The Register-Herald, Beckley, West Virginia

Today's Front Page

July 23, 2010

Company suggests act of God caused UBB explosion

CHARLESTON — A Massey Energy official said Thursday it is a “distinct possibility” that an unpreventable flood of methane gas caused the explosion that killed 29 men at the company’s Upper Big Branch coal mine.

Readings collected by federal investigators from the Raleigh County mine’s exhaust fan showed approximately twice as much methane as the roughly 1 million cubic feet a day the mine normally releases was present five-and-a-half hours after the blast, Massey said. The company suggested that a crack in the mine’s floor could have been the source of a sudden surge of the volatile gas.

Participants in the civil investigation of the blast largely dismissed Massey’s claims. The explosion also is the subject of a federal criminal investigation.

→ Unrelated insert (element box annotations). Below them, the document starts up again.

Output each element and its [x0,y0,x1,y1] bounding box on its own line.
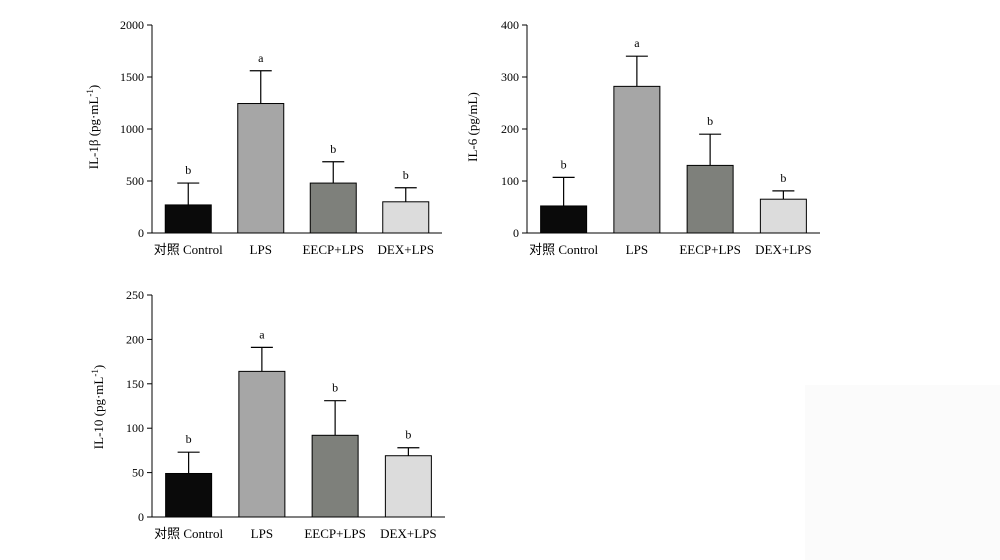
y-axis-label-main: IL-10 (pg·mL [91,377,106,450]
bar [309,182,357,234]
y-axis-label-sup: -1 [90,369,100,377]
y-axis-label-end: ) [86,85,101,89]
y-axis-label: IL-1β (pg·mL-1) [85,85,101,170]
significance-label: a [259,327,265,341]
bar [165,472,213,518]
bar [164,204,212,234]
y-tick-label: 200 [501,122,519,136]
x-tick-label: DEX+LPS [378,242,434,257]
chart-il10: 0 50 100 150 200 250 IL-10 (pg·mL-1) b 对照 Contro… [90,288,445,541]
x-tick-label: 对照 Control [154,526,223,541]
bar [238,370,286,518]
y-axis-label-end: ) [91,365,106,369]
bar [686,164,734,234]
background-panel [805,385,1000,560]
bar [237,103,285,234]
y-axis-label-sup: -1 [85,89,95,97]
bar [311,434,359,518]
y-tick-label: 0 [513,226,519,240]
significance-label: a [258,51,264,65]
x-tick-label: DEX+LPS [755,242,811,257]
y-tick-label: 100 [126,421,144,435]
y-tick-label: 1000 [120,122,144,136]
y-tick-label: 150 [126,377,144,391]
y-tick-label: 300 [501,70,519,84]
y-axis-label: IL-6 (pg/mL) [465,92,480,162]
x-tick-label: EECP+LPS [304,526,366,541]
x-tick-label: LPS [251,526,273,541]
y-tick-label: 200 [126,332,144,346]
x-tick-label: EECP+LPS [302,242,364,257]
bar [540,205,588,234]
significance-label: b [707,114,713,128]
y-tick-label: 0 [138,226,144,240]
y-tick-label: 2000 [120,18,144,32]
bar [382,201,430,234]
bar [613,85,661,234]
chart-il6: 0 100 200 300 400 IL-6 (pg/mL) b 对照 Control a LPS… [465,18,820,257]
y-tick-label: 400 [501,18,519,32]
significance-label: b [405,428,411,442]
y-axis-label: IL-10 (pg·mL-1) [90,365,106,449]
bar [759,198,807,234]
significance-label: a [634,36,640,50]
y-tick-label: 1500 [120,70,144,84]
chart-il1b: 0 500 1000 1500 2000 IL-1β (pg·mL-1) b 对照 Contr… [85,18,442,257]
significance-label: b [403,168,409,182]
x-tick-label: LPS [250,242,272,257]
significance-label: b [332,381,338,395]
y-tick-label: 0 [138,510,144,524]
x-tick-label: EECP+LPS [679,242,741,257]
significance-label: b [561,157,567,171]
y-tick-label: 500 [126,174,144,188]
x-tick-label: 对照 Control [154,242,223,257]
significance-label: b [185,163,191,177]
bar [384,455,432,518]
x-tick-label: DEX+LPS [380,526,436,541]
significance-label: b [186,432,192,446]
x-tick-label: 对照 Control [529,242,598,257]
y-tick-label: 100 [501,174,519,188]
x-tick-label: LPS [626,242,648,257]
significance-label: b [330,142,336,156]
y-tick-label: 250 [126,288,144,302]
significance-label: b [780,171,786,185]
y-tick-label: 50 [132,466,144,480]
y-axis-label-main: IL-1β (pg·mL [86,97,101,170]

“The conditions after an explosion are entirely different. They’re night and day to what was going on beforehand,” said J. Davitt McAteer, appointed by Gov. Joe Manchin to conduct an independent investigation of the explosion. “To reach a conclusion based upon readings in the hours after an explosion is scientifically unsound and is not and doesn’t make any logical sense.”

That’s exactly what Massey consultant Christopher Schemel tried during a conference call with reporters.

“What we can tell from the data is that on April 5th a large amount of methane was liberated into the UBB mine,” said Schemel, an expert in fires and explosions. He said gas poured in fast enough to raise the methane level of a 2,000-square-foot house to explosive range in less than 40 seconds. Methane can explode when it’s between 5 percent and 15 percent of the atmosphere.

“The data also suggests that this release was sustained at an elevated rate,” Schemel said. “This methane is a distinct, possible source of this explosion.”

Massey again said the methane may have come from a crack in the mine floor. The Eagle coal seam is prone to that phenomenon and Massey experienced inundations elsewhere at Upper Big Branch in 2003 and 2004.

Still unexplained is how a sudden surge of gas could have resulted in an explosion. Modern mining equipment is required to have methane detectors that warn operators and then shut off automatically when the gas reaches levels well below the explosive range.

The federal Mine Safety and Health Administration, which is heading the main civil investigation, said elevated methane readings are expected after an explosion. The agency suggested other explanations.

“We know this company and this mine violated ventilation standards multiple times in the months leading up to the explosion,” MSHA said. “We’ll look closely at the methane levels, whether Massey was following its plan at the time of the explosion, and any evidence indicating methane detectors were tampered with.”

Miners who worked at Upper Big Branch have made that charge to Congress and the media. Massey has consistently denied that detectors meant to shut off equipment before methane reaches explosive levels were circumvented.

It’s possible so much methane poured in so quickly that it overwhelmed the mine’s ventilation system and detectors designed to automatically shut off equipment well before gas levels reach the explosive range, Massey general counsel Shane Harvey said. Circumstances unforeseen and unpreventable by man “is a distinct possibility, but we’re not certain yet,” Harvey said.

Schemel suggested the crack was too far away — as much as 6 feet — from two methane detectors near the cutting head of the mine’s longwall machine, which extract coal by passing back and forth across the 1,000-foot-wide working face.

The new information also contradicts earlier statements by Richmond, Va.-based Massey. In April, Massey board member Stan Suboleski said air samples taken shortly before the explosion didn’t show high levels of explosive gases.

That remains the case after more than 100 interviews with witnesses, McAteer said. “There hasn’t been any indication of a presence of large quantities of methane.”